There are two ways to do this: through the self-employed health insurance deduction or as an itemized deduction.

  • To get this deduction, your Schedule C must show a net profit.
  • The deduction amount generally can't exceed your net profit amount.
  • If you (or your spouse if filing jointly) were eligible to participate in an employer's health plan during any given month—even if you declined the coverage—the premium you paid for that month can't be claimed under this deduction.
  • Health insurance premiums you paid for your child, even if you aren't claiming them as a dependent, are eligible for this deduction as long as your child was age 26 or younger at the end of 2021.
  • The self-employed health insurance deduction shows up on Schedule 1, line 17.
  • Any out-of-pocket premiums you couldn't claim under the self-employed health insurance deduction can be used as an itemized deduction instead.

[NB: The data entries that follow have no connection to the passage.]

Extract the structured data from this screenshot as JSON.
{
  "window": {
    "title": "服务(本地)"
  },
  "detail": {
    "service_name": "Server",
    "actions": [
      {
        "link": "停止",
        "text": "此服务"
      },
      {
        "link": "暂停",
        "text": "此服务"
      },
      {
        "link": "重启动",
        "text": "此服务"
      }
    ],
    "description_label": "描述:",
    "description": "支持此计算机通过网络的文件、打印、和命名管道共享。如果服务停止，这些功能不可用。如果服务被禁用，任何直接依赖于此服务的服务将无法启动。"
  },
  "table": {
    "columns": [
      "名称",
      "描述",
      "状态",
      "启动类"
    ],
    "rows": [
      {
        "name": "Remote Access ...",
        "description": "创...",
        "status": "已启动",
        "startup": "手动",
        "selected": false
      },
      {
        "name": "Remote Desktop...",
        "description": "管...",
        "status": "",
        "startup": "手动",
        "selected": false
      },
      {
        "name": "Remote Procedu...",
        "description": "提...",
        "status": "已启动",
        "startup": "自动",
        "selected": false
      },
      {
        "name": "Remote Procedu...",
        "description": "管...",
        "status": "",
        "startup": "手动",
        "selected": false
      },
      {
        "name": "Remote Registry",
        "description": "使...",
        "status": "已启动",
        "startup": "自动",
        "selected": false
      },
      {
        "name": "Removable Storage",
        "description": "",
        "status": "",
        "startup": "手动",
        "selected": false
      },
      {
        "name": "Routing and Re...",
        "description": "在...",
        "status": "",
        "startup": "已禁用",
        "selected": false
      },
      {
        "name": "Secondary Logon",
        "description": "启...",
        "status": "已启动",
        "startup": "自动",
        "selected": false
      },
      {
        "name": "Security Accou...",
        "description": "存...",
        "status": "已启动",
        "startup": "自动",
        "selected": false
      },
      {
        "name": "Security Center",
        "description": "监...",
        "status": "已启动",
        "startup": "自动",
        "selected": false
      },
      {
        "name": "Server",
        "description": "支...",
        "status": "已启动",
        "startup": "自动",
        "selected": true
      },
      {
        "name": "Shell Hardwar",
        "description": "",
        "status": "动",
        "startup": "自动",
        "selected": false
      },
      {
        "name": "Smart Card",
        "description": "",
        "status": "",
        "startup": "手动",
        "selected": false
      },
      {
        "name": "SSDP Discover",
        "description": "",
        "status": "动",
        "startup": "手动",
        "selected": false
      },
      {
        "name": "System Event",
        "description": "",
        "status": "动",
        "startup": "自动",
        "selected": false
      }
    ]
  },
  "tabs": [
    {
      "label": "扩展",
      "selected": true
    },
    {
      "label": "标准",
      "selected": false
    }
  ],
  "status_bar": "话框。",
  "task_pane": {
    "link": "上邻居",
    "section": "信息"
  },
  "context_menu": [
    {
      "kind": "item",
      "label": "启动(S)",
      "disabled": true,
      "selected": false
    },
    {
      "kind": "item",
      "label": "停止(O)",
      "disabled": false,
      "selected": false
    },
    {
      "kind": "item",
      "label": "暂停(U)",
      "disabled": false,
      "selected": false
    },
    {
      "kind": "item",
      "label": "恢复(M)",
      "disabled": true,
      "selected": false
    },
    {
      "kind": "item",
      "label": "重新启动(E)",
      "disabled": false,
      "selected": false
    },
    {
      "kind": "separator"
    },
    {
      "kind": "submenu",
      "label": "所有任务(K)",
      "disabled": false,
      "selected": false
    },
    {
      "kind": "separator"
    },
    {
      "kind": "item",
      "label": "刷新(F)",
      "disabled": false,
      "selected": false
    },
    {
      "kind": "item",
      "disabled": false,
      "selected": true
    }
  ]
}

  • You can't deduct insurance premiums paid with pretax or tax-free dollars, nor can you claim any premiums you already claimed under the self-employed health insurance deduction.
  • Itemized deductions show up on Schedule A.

After you enter your premiums in the self-employed business expense section (or the Affordable Care Act section if you received a 1095-A) we'll check to see if you qualify for either or both of these deductions.